13 March 2026, 18:36

Ramadan-Streit an NRW-Schule: Wie ein Kinderkonflikt zur medialen Debatte wurde

Eine Gruppe von Kindern sitzt an Tischen in einem Klassenzimmer in Pakistan, mit Büchern und Stiften in den Händen, mit einer Person im Hintergrund und einem büchergefüllten Schrank im Hintergrund und Fenstern an den Wänden.

Ramadan-Streit an NRW-Schule: Wie ein Kinderkonflikt zur medialen Debatte wurde

Ein Streit unter Zehnjährigen über das Fasten während des Ramadan hat an einer Gesamtschule in Nordrhein-Westfalen eine Debatte ausgelöst. Der Konflikt begann in einer fünften Klasse, wo Schüler darüber stritten, ob es akzeptabel sei, während der Schulzeit zu essen, während einige Mitschüler den Ramadan einhielten.

Die Auseinandersetzung erhielt größere Aufmerksamkeit, nachdem die Bild-Zeitung sie als Konflikt über Migration und religiöse Rücksichtnahme darstellte – mit Schlagzeilen wie "Ramadan-Streit! Schülern wird heimliches Essen befohlen".

Der Streit war entbrannt, als einige Kinder infrage stellten, ob ihre Klassenkameraden vor fastenden muslimischen Schülern essen sollten. Die Schulleitung stellte später klar, dass es keine Vorschriften gebe, die nichtfastende Kinder verpflichten, ihr Essen zu verstecken. Die Bezirksregierung Düsseldorf bestätigte, dass es keine rechtliche Verpflichtung gebe, das Essen für diejenigen einzuschränken, die den Ramadan nicht begehen.

Die Schule reagierte mit einer Klassenratssitzung, um die Meinungsverschiedenheiten zu klären. Sowohl die Schule als auch lokale Behörden bezeichneten den Vorfall als typischen Kinderstreit. Man kündigte weitere Gespräche an, um die Kommunikation unter den Schülern zu verbessern.

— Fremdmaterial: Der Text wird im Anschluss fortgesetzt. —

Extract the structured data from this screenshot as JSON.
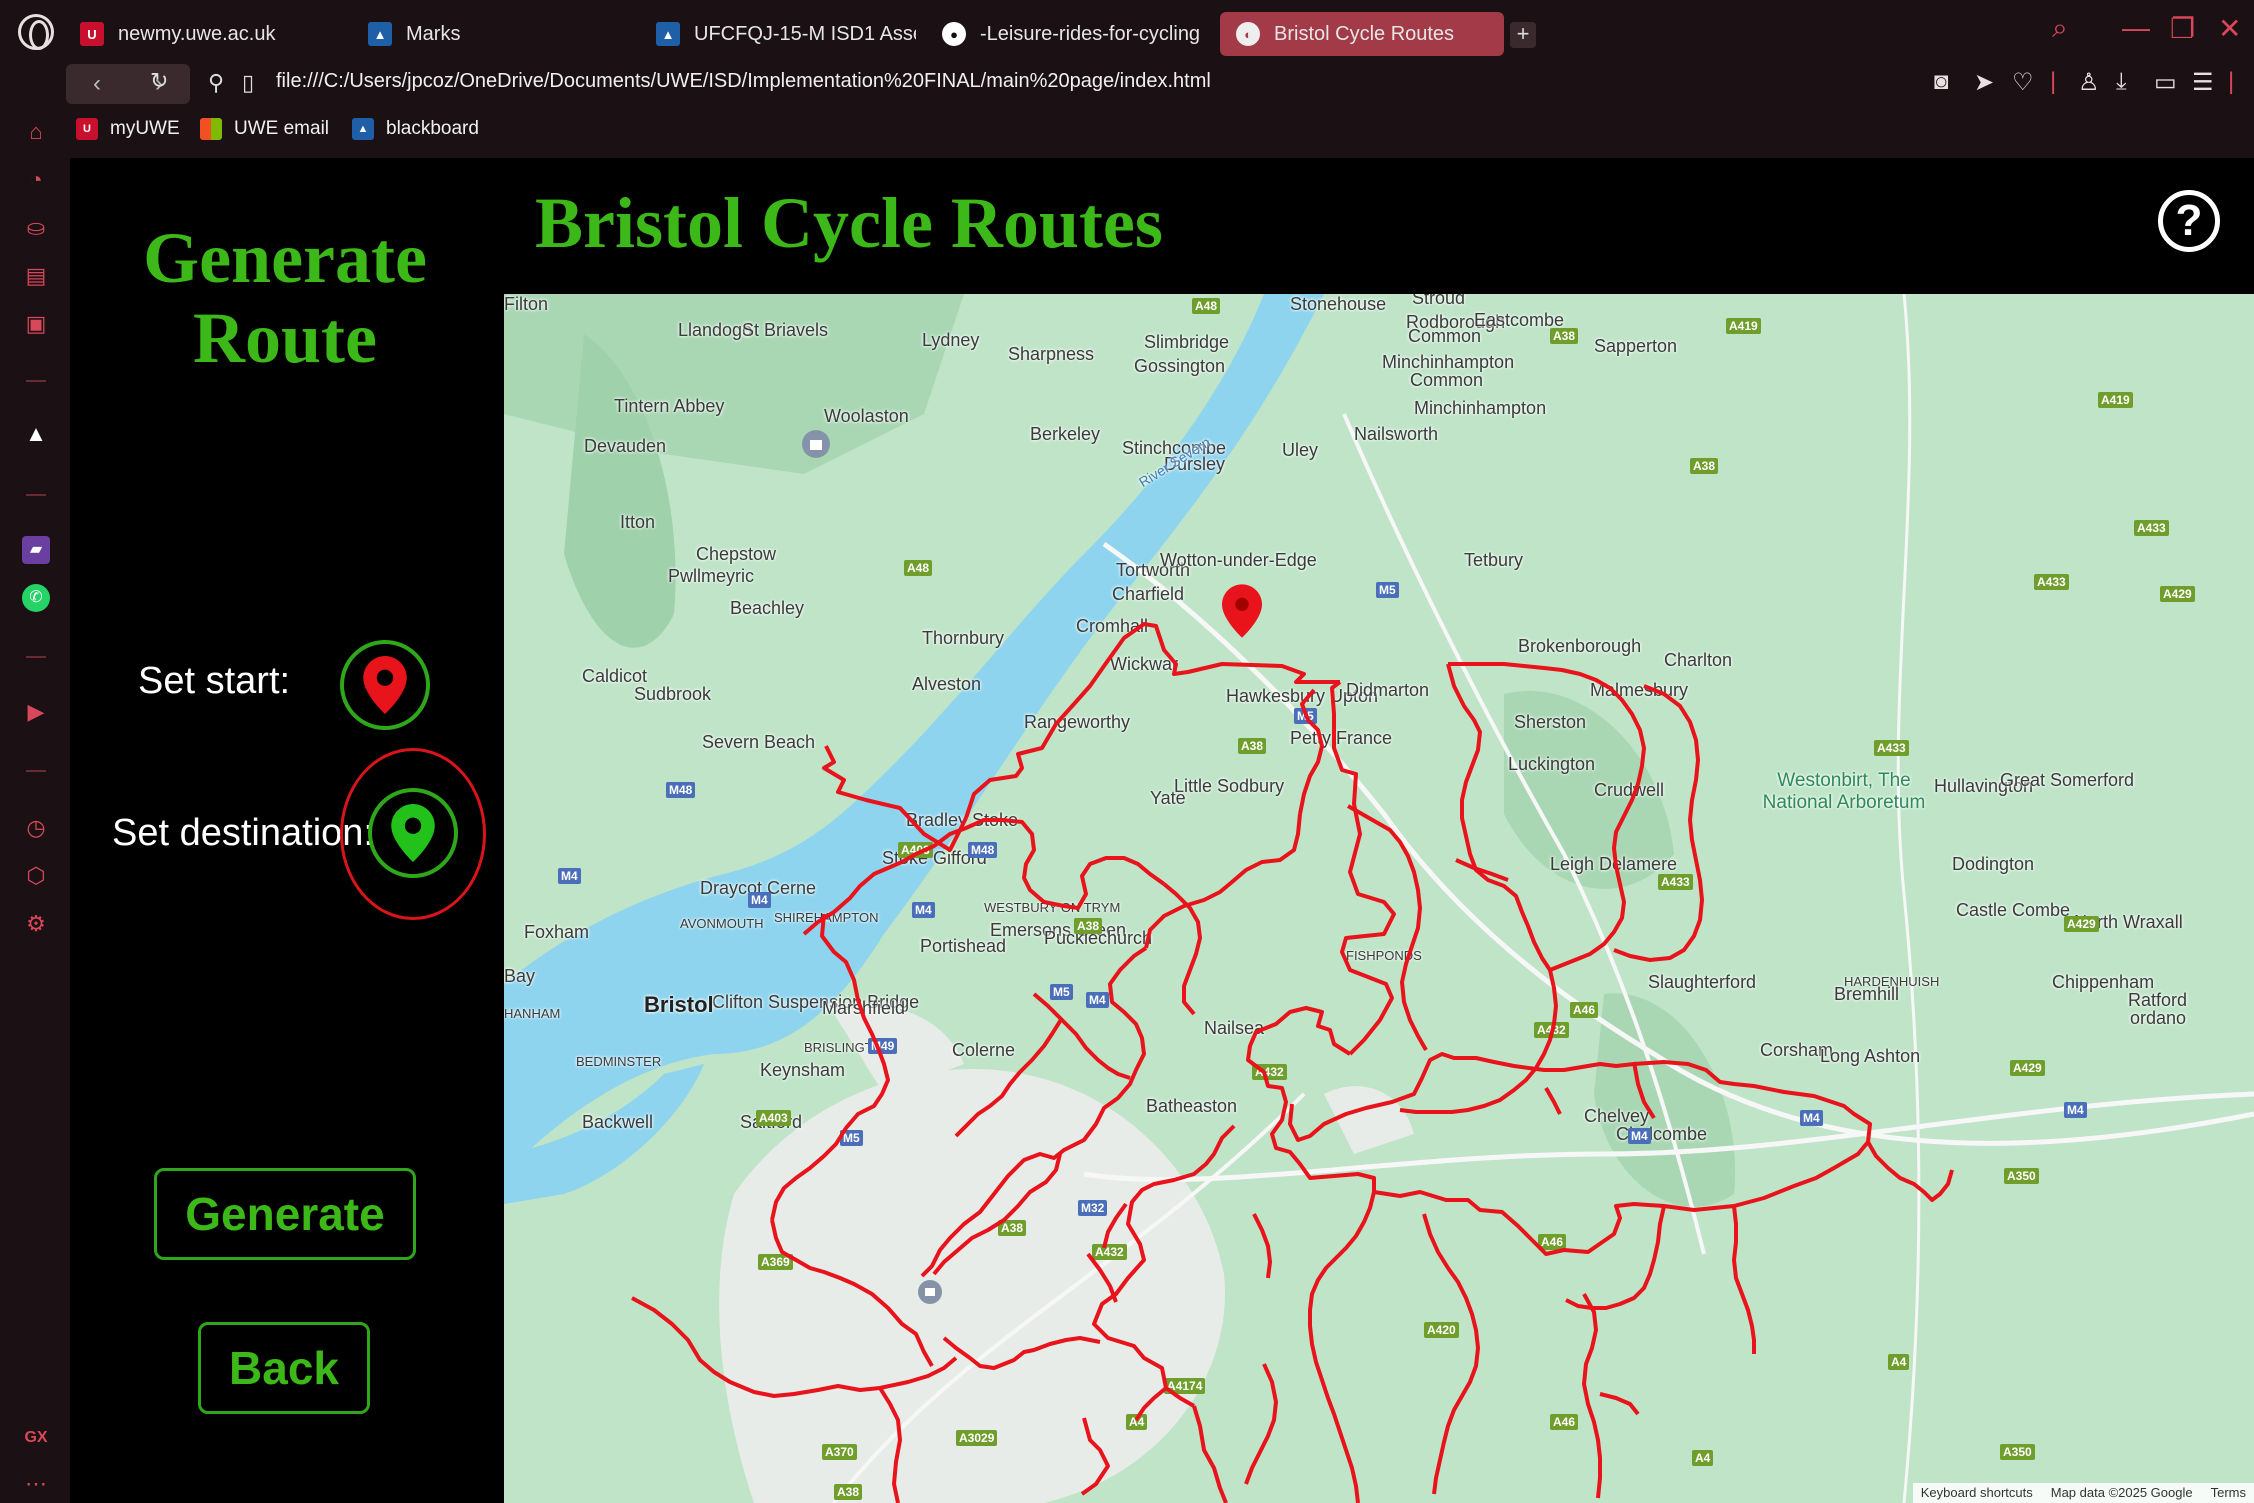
{
  "browser": {
    "tabs": [
      {
        "label": "newmy.uwe.ac.uk",
        "icon": "uwe-icon",
        "active": false
      },
      {
        "label": "Marks",
        "icon": "blackboard-icon",
        "active": false
      },
      {
        "label": "UFCFQJ-15-M ISD1 Asses",
        "icon": "blackboard-icon",
        "active": false
      },
      {
        "label": "-Leisure-rides-for-cycling",
        "icon": "github-icon",
        "active": false
      },
      {
        "label": "Bristol Cycle Routes",
        "icon": "globe-icon",
        "active": true
      }
    ],
    "url": "file:///C:/Users/jpcoz/OneDrive/Documents/UWE/ISD/Implementation%20FINAL/main%20page/index.html",
    "bookmarks": [
      {
        "label": "myUWE",
        "icon": "uwe-icon"
      },
      {
        "label": "UWE email",
        "icon": "microsoft-icon"
      },
      {
        "label": "blackboard",
        "icon": "blackboard-icon"
      }
    ],
    "sidebar_bottom_label": "GX",
    "accent_color": "#d9485a",
    "active_tab_color": "#a23a48"
  },
  "page": {
    "generate_title": "Generate Route",
    "main_title": "Bristol Cycle Routes",
    "help_symbol": "?",
    "set_start_label": "Set start:",
    "set_destination_label": "Set destination:",
    "generate_button": "Generate",
    "back_button": "Back",
    "title_color": "#3cb918",
    "start_pin_color": "#e8131b",
    "destination_pin_color": "#22c21a",
    "route_color": "#e8131b"
  },
  "map": {
    "places": [
      "Llandogo",
      "St Briavels",
      "Lydney",
      "Sharpness",
      "Slimbridge",
      "Gossington",
      "Stonehouse",
      "Stroud",
      "Rodborough",
      "Common",
      "Eastcombe",
      "Sapperton",
      "Minchinhampton",
      "Common",
      "Minchinhampton",
      "Nailsworth",
      "Tintern Abbey",
      "Woolaston",
      "Devauden",
      "Berkeley",
      "Stinchcombe",
      "Uley",
      "Dursley",
      "Itton",
      "Chepstow",
      "Pwllmeyric",
      "Beachley",
      "Tortworth",
      "Charfield",
      "Wotton-under-Edge",
      "Tetbury",
      "Crudwell",
      "Thornbury",
      "Cromhall",
      "Wickwar",
      "Caldicot",
      "Sudbrook",
      "Alveston",
      "Rangeworthy",
      "Hawkesbury Upton",
      "Didmarton",
      "Brokenborough",
      "Charlton",
      "Malmesbury",
      "Severn Beach",
      "Petty France",
      "Sherston",
      "Luckington",
      "Little Sodbury",
      "Yate",
      "Bradley Stoke",
      "Hullavington",
      "Great Somerford",
      "Stoke Gifford",
      "Dodington",
      "Leigh Delamere",
      "Filton",
      "Draycot Cerne",
      "AVONMOUTH",
      "SHIREHAMPTON",
      "WESTBURY ON TRYM",
      "Emersons Green",
      "Pucklechurch",
      "Castle Combe",
      "Foxham",
      "Portishead",
      "FISHPONDS",
      "North Wraxall",
      "HARDENHUISH",
      "Chippenham",
      "Bay",
      "Clifton Suspension Bridge",
      "Bristol",
      "Marshfield",
      "Slaughterford",
      "Bremhill",
      "Ratford",
      "ordano",
      "HANHAM",
      "Nailsea",
      "BEDMINSTER",
      "BRISLINGTON",
      "Colerne",
      "Corsham",
      "Long Ashton",
      "Keynsham",
      "Batheaston",
      "Chelvey",
      "Backwell",
      "Saltford",
      "Chalcombe"
    ],
    "river_label": "River Severn",
    "arboretum": "Westonbirt, The National Arboretum",
    "footer": [
      "Keyboard shortcuts",
      "Map data ©2025 Google",
      "Terms"
    ],
    "water_color": "#8ed4ee",
    "land_color": "#bfe4c8",
    "urban_color": "#e8ece8"
  }
}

Unterdessen veröffentlichte die Bild eine Folge-Schlagzeile "Ramadan-Streit! Wie die Schule jetzt zurückrudert" und suggerierte damit, die Schule habe ihre Haltung geändert. Allerdings gibt es in öffentlichen Quellen keine dokumentierte offizielle Stellungnahme der Schulbehörde Kleve zu den Vorwürfen oder zu zusätzlichen Maßnahmen.

Schule und regionale Verantwortliche betonen, dass es sich um einen ganz normalen Konflikt unter Kindern dieses Alters handle. Die Gespräche sollen fortgesetzt werden, mit Fokus auf eine klarere Verständigung zwischen den Schülern. Als Folge des Streits wurden weder formale Änderungen der Schulregeln noch disziplinarische Maßnahmen angekündigt.